Enfants, personnes âgées, femmes et hommes se sont engagé volontairement au côté des moudjahidines et martyrs pour apporter leurs soutients à la cause nationale. Commençant par la garde jours et nuits, la construction des caches dans les maisons traditionnelle, le repérage des grottes dans les montagnes, la surveillance en permanence de tous les mouvements des colons, le ravitaillement, la prise en charges des troupes des moudjahidines et l’armement. Autant d’actions et sacrifices physique et matériel pour accompagner les moudjahidines dans les maquis et villes du pays tout au long de la révolution algérienne jusqu’à l’indépendance nationale le 5 juillet 1962.

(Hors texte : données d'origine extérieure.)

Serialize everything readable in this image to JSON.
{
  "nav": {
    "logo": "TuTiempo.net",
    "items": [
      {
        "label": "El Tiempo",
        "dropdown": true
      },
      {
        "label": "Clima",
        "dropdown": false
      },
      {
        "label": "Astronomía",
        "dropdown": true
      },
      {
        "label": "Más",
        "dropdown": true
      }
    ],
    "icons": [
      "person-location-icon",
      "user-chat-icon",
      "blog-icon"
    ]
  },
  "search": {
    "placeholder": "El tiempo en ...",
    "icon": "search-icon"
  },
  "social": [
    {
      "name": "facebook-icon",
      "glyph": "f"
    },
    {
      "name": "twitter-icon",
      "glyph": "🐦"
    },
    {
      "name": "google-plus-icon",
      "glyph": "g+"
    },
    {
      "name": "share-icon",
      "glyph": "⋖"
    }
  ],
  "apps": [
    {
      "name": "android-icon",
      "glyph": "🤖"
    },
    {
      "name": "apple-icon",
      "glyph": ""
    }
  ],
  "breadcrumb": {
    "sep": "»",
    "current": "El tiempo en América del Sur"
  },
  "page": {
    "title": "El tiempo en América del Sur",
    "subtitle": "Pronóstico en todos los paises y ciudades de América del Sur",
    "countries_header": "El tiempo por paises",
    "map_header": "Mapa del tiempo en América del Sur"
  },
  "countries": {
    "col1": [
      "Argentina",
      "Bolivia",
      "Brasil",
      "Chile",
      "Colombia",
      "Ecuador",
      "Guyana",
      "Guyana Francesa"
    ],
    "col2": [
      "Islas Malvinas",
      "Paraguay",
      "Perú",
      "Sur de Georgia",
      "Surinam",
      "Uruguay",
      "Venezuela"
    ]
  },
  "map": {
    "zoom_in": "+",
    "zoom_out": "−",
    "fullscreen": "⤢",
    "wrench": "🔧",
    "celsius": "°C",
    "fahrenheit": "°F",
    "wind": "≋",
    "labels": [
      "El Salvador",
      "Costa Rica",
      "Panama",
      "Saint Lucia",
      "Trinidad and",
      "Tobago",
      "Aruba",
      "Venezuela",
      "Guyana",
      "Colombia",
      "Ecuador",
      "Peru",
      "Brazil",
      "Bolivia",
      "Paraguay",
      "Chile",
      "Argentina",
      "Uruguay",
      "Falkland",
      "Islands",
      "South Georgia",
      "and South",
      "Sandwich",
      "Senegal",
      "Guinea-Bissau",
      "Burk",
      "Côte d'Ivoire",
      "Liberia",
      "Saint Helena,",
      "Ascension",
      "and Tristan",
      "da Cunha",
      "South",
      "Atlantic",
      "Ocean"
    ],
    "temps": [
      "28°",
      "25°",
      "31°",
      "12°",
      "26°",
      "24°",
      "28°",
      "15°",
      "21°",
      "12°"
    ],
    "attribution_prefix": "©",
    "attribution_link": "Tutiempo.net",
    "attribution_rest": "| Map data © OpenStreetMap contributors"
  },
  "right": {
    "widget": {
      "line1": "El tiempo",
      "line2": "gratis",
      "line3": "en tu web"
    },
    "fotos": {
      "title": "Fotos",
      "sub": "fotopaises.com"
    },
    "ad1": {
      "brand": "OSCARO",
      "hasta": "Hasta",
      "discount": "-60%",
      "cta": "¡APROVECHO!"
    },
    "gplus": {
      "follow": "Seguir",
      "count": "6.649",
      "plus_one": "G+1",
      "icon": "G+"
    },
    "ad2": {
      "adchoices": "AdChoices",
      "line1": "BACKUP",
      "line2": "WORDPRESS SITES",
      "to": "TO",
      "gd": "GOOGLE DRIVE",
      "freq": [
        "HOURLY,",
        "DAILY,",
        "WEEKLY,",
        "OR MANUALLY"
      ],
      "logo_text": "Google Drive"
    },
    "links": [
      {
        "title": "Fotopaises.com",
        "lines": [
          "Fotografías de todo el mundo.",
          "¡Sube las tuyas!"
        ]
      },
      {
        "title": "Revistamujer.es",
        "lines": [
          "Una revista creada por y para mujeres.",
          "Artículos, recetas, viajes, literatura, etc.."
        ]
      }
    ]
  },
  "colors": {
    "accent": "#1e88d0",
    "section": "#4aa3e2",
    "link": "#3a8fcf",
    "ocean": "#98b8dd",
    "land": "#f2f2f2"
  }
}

Comme témoin post mortem, la défunte Aicha Allouache, natif du village Ijdharane, Cne Beni Maouche Bejaia, décédée à l’âge de 102 ans, raconte son vécu « Notre maison était le refuge des moudjahidines durant la guerre jusqu’à l’indépendance de notre pays. Les colons français venaient toujours au village Thaourirth Ouguemoune avec les soldats Saliganes «Soldats Sénégalais Ndlr » qui sont très violents qui ne pardonnent rien. Lorsque j’entends les chiens aboyer, je mets l’herbe verte dans le kanoune « Brasero » pour dégager de la fumée avec un goût acre insupportable. Dès qu’ils s’approchent de la maison, les colons commencent à crier, nous insulter et font demi tour a cause de la fumée qu’ils n’arrivent pas à supporter,» fait-elle savoir tout en ajoutant « Je préfère la misère la pauvreté et la misère en voyant notre pays libre et indépendant que tout les biens du colon français qui a fait autant de mal au peuple algérien », dit-elle.
Répondant à la question des souffrances et sacrifices des moussablines, Said Fréha, animateur et producteur d’une émission spéciale 1 novembre 1954-2025, ou il a donné la parole à un citoyen moussables Rachid Chaoui, 93 ans souligne « On peut dire que le role du moussabel est vraiment capitale dans la continuité de la révolution algérienne. Le colon peut pardonner un moudjahid ou le jeter en prison, mais pas souvent le moussabel, en tant qu’informateur qui encaisse tout et qui s’expose à la mort sur place », selon Said Fréha qui a rendu hommage aussi bien aux moussablines et moudjahidines.